Trans men are men and trans women are women.
I don't doubt that athletes who transition are doing so sincerely. But, even if they're not doing it to gain an advantage, this does not mean they won't have one.
Athletic competitions are definitely unfair to the nonathletic. Sadly, I am never going to qualify for any major sporting event, even if I were to transition for a female.
In particular, about 50% of the population has a chromosome that typically grants a very large competitive edge. The advantage is so pronounced in most sports, that if this 50% and the other 50% competed together at the top levels of competition, nobody in the second group would ever be successful. As a society, we decided that segregating the two groups would allow more people to participate in athletics, and that's something we wanted to do. Allowing the group with the advantaged chromosomes to compete with those without it, unless that advantage could somehow be mitigated, would defeat the entire purpose.

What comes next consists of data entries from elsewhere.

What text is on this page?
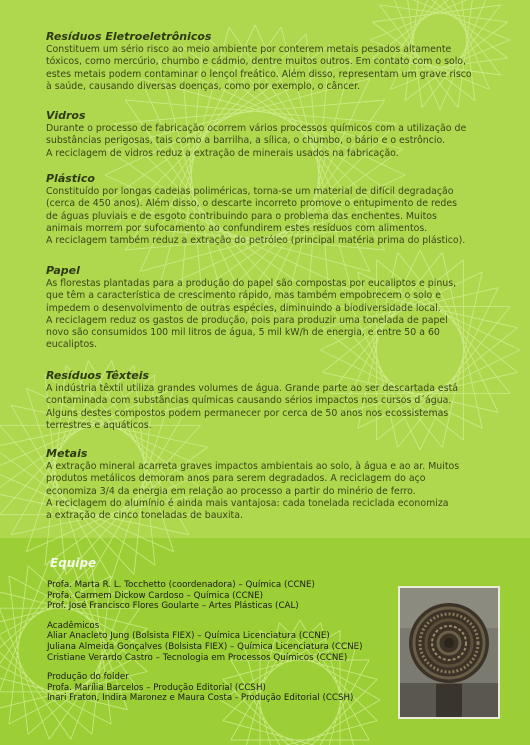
Resíduos Eletroeletrônicos

Constituem um sério risco ao meio ambiente por conterem metais pesados altamente

tóxicos, como mercúrio, chumbo e cádmio, dentre muitos outros. Em contato com o solo,

estes metais podem contaminar o lençol freático. Além disso, representam um grave risco

à saúde, causando diversas doenças, como por exemplo, o câncer.

Vidros

Durante o processo de fabricação ocorrem vários processos químicos com a utilização de

substâncias perigosas, tais como a barrilha, a sílica, o chumbo, o bário e o estrôncio.

A reciclagem de vidros reduz a extração de minerais usados na fabricação.

Plástico

Constituído por longas cadeias poliméricas, torna-se um material de difícil degradação

(cerca de 450 anos). Além disso, o descarte incorreto promove o entupimento de redes

de águas pluviais e de esgoto contribuindo para o problema das enchentes. Muitos

animais morrem por sufocamento ao confundirem estes resíduos com alimentos.

A reciclagem também reduz a extração do petróleo (principal matéria prima do plástico).

Papel

As florestas plantadas para a produção do papel são compostas por eucaliptos e pinus,

que têm a característica de crescimento rápido, mas também empobrecem o solo e

impedem o desenvolvimento de outras espécies, diminuindo a biodiversidade local.

A reciclagem reduz os gastos de produção, pois para produzir uma tonelada de papel

novo são consumidos 100 mil litros de água, 5 mil kW/h de energia, e entre 50 a 60

eucaliptos.

Resíduos Têxteis

A indústria têxtil utiliza grandes volumes de água. Grande parte ao ser descartada está

contaminada com substâncias químicas causando sérios impactos nos cursos d´água.

Alguns destes compostos podem permanecer por cerca de 50 anos nos ecossistemas

terrestres e aquáticos.

Metais

A extração mineral acarreta graves impactos ambientais ao solo, à água e ao ar. Muitos

produtos metálicos demoram anos para serem degradados. A reciclagem do aço

economiza 3/4 da energia em relação ao processo a partir do minério de ferro.

A reciclagem do alumínio é ainda mais vantajosa: cada tonelada reciclada economiza

a extração de cinco toneladas de bauxita.

Equipe
Profa. Marta R. L. Tocchetto (coordenadora) – Química (CCNE)
Profa. Carmem Dickow Cardoso – Química (CCNE)
Prof. José Francisco Flores Goularte – Artes Plásticas (CAL)
Acadêmicos
Aliar Anacleto Jung (Bolsista FIEX) – Química Licenciatura (CCNE)
Juliana Almeida Gonçalves (Bolsista FIEX) – Química Licenciatura (CCNE)
Cristiane Verardo Castro – Tecnologia em Processos Químicos (CCNE)
Produção do folder
Profa. Marília Barcelos – Produção Editorial (CCSH)
Inari Fraton, Indira Maronez e Maura Costa - Produção Editorial (CCSH)
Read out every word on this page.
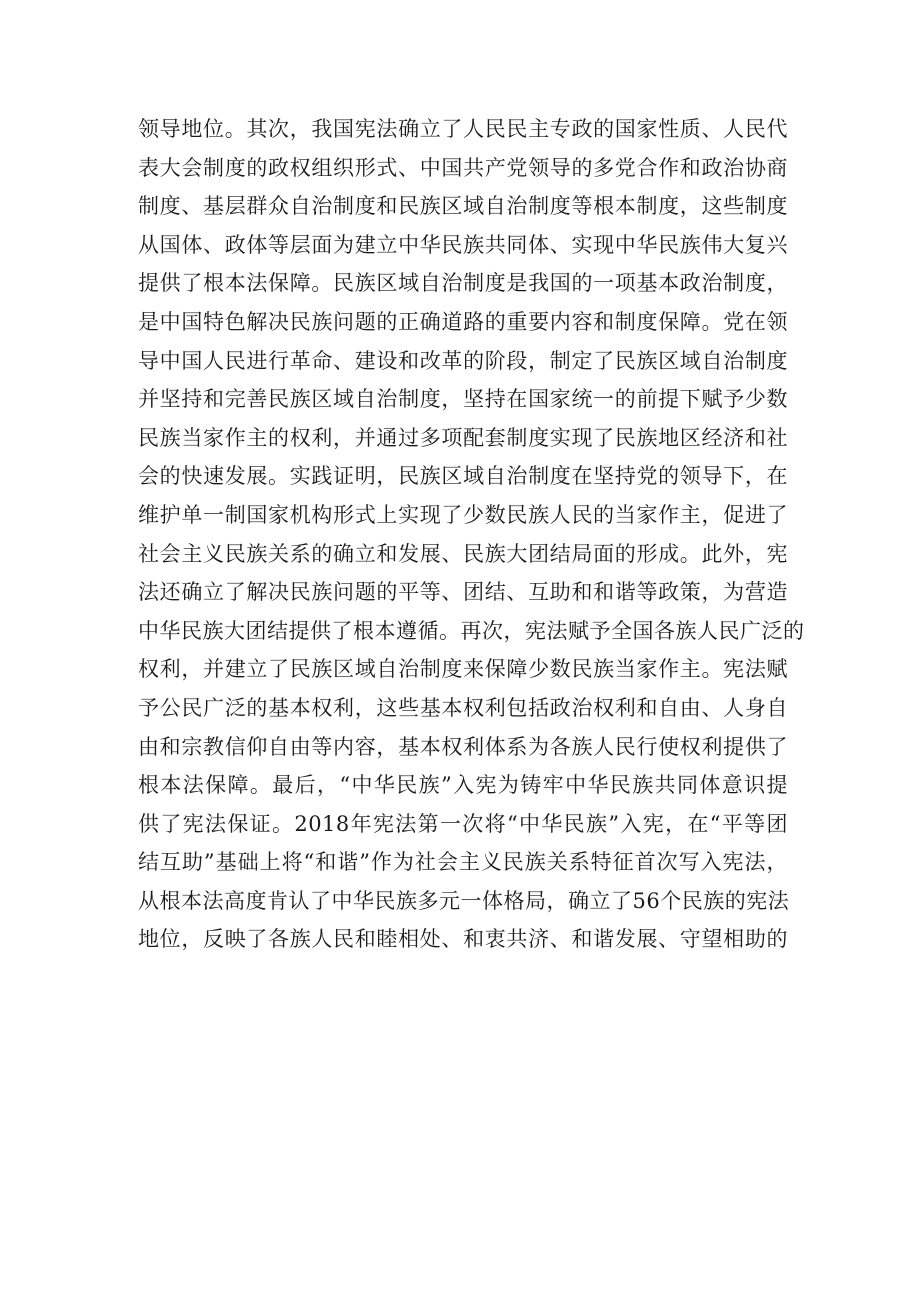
领导地位。其次，我国宪法确立了人民民主专政的国家性质、人民代
表大会制度的政权组织形式、中国共产党领导的多党合作和政治协商
制度、基层群众自治制度和民族区域自治制度等根本制度，这些制度
从国体、政体等层面为建立中华民族共同体、实现中华民族伟大复兴
提供了根本法保障。民族区域自治制度是我国的一项基本政治制度，
是中国特色解决民族问题的正确道路的重要内容和制度保障。党在领
导中国人民进行革命、建设和改革的阶段，制定了民族区域自治制度
并坚持和完善民族区域自治制度，坚持在国家统一的前提下赋予少数
民族当家作主的权利，并通过多项配套制度实现了民族地区经济和社
会的快速发展。实践证明，民族区域自治制度在坚持党的领导下，在
维护单一制国家机构形式上实现了少数民族人民的当家作主，促进了
社会主义民族关系的确立和发展、民族大团结局面的形成。此外，宪
法还确立了解决民族问题的平等、团结、互助和和谐等政策，为营造
中华民族大团结提供了根本遵循。再次，宪法赋予全国各族人民广泛的
权利，并建立了民族区域自治制度来保障少数民族当家作主。宪法赋
予公民广泛的基本权利，这些基本权利包括政治权利和自由、人身自
由和宗教信仰自由等内容，基本权利体系为各族人民行使权利提供了
根本法保障。最后，“中华民族”入宪为铸牢中华民族共同体意识提
供了宪法保证。2018年宪法第一次将“中华民族”入宪，在“平等团
结互助”基础上将“和谐”作为社会主义民族关系特征首次写入宪法，
从根本法高度肯认了中华民族多元一体格局，确立了56个民族的宪法
地位，反映了各族人民和睦相处、和衷共济、和谐发展、守望相助的
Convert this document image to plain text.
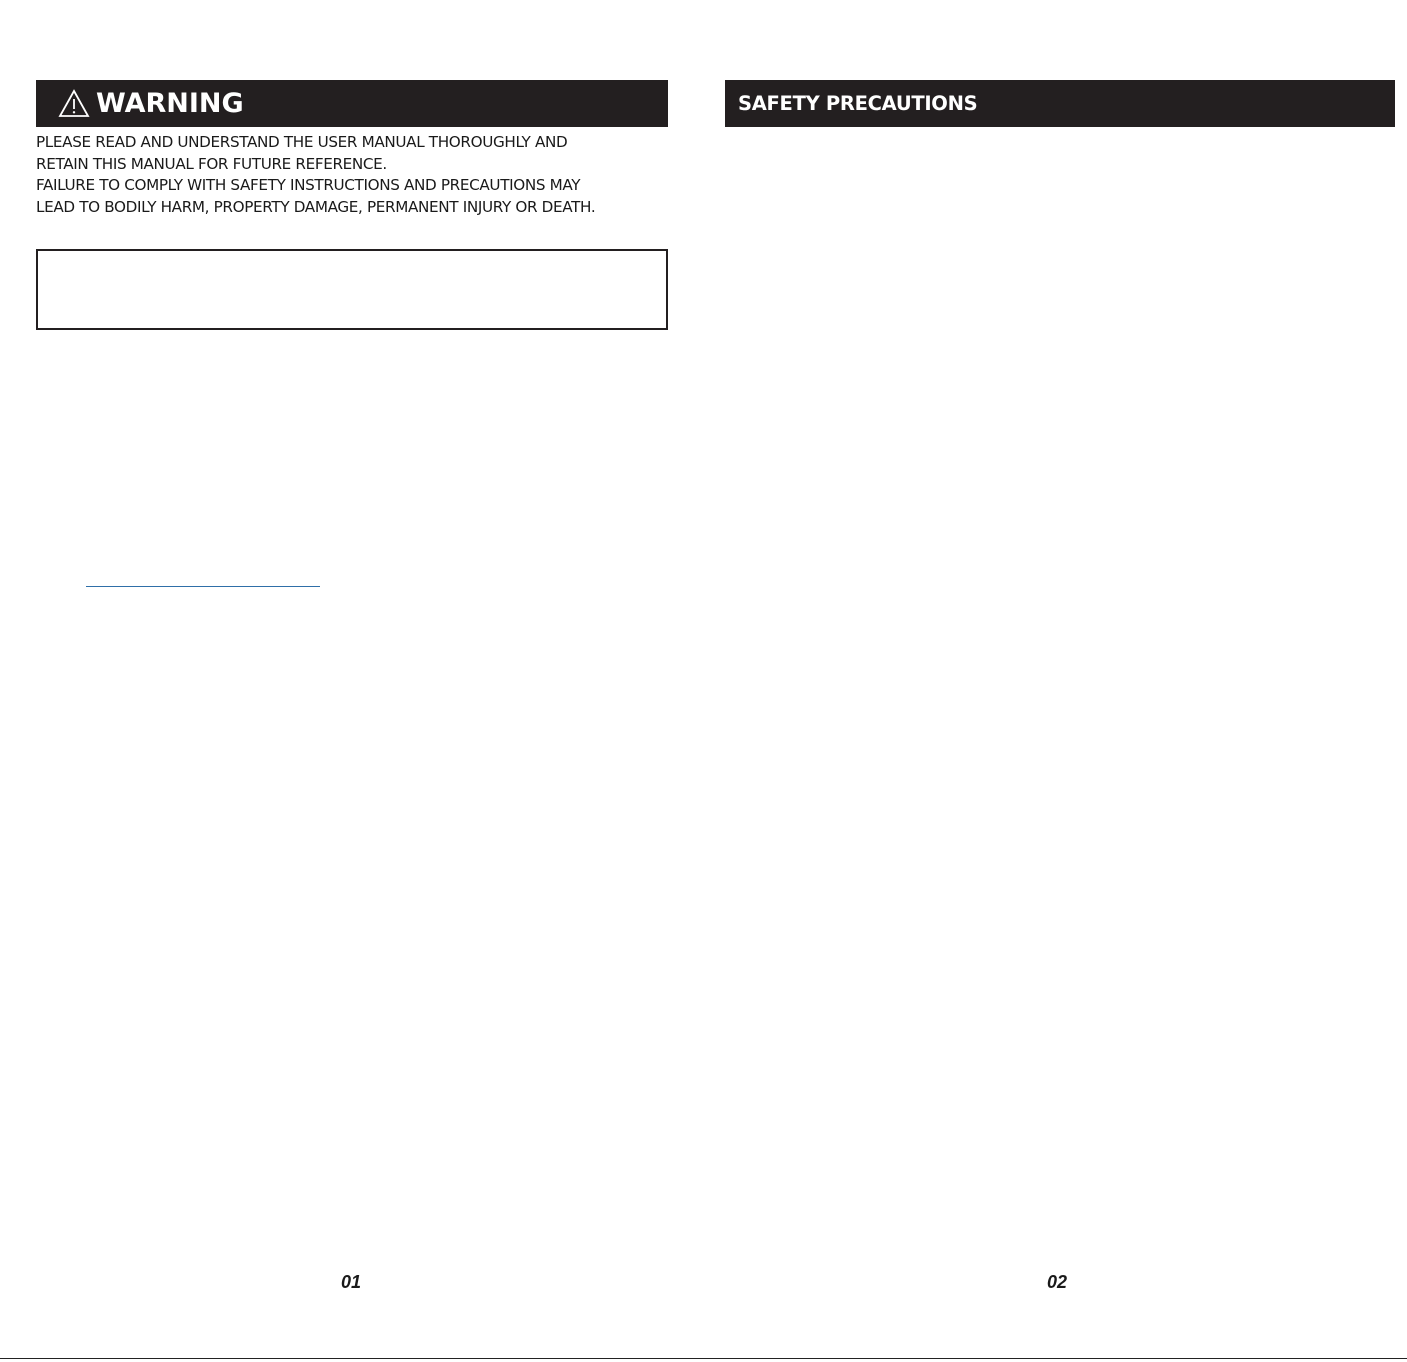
WARNING
PLEASE READ AND UNDERSTAND THE USER MANUAL THOROUGHLY AND
RETAIN THIS MANUAL FOR FUTURE REFERENCE.
FAILURE TO COMPLY WITH SAFETY INSTRUCTIONS AND PRECAUTIONS MAY
LEAD TO BODILY HARM, PROPERTY DAMAGE, PERMANENT INJURY OR DEATH.
SAFETY PRECAUTIONS
01	02
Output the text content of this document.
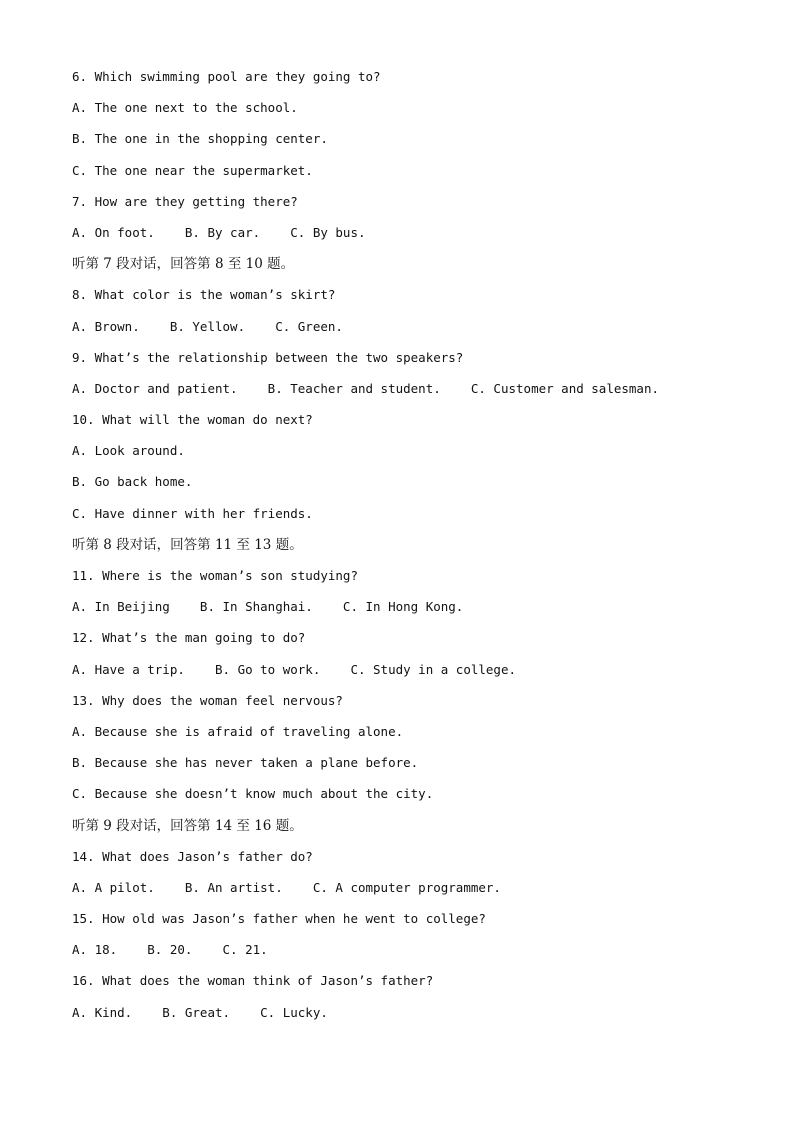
6. Which swimming pool are they going to?
A. The one next to the school.
B. The one in the shopping center.
C. The one near the supermarket.
7. How are they getting there?
A. On foot.    B. By car.    C. By bus.
听第 7 段对话，回答第 8 至 10 题。
8. What color is the woman’s skirt?
A. Brown.    B. Yellow.    C. Green.
9. What’s the relationship between the two speakers?
A. Doctor and patient.    B. Teacher and student.    C. Customer and salesman.
10. What will the woman do next?
A. Look around.
B. Go back home.
C. Have dinner with her friends.
听第 8 段对话，回答第 11 至 13 题。
11. Where is the woman’s son studying?
A. In Beijing    B. In Shanghai.    C. In Hong Kong.
12. What’s the man going to do?
A. Have a trip.    B. Go to work.    C. Study in a college.
13. Why does the woman feel nervous?
A. Because she is afraid of traveling alone.
B. Because she has never taken a plane before.
C. Because she doesn’t know much about the city.
听第 9 段对话，回答第 14 至 16 题。
14. What does Jason’s father do?
A. A pilot.    B. An artist.    C. A computer programmer.
15. How old was Jason’s father when he went to college?
A. 18.    B. 20.    C. 21.
16. What does the woman think of Jason’s father?
A. Kind.    B. Great.    C. Lucky.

Trans women are women. And cis women are women. The fact that they are both in the same category does not mean they are identical. If I were running a medical experiment to see how males and females reacted to a drug, it would make no sense to include women who have not transitioned in the female group. I'm all for treating trans people the way they wish to be treated whenever it makes sense. Sports are one of the few instances where it probably doesn't (although I'm open to data that shows that post-transition athletes do not have an advantage).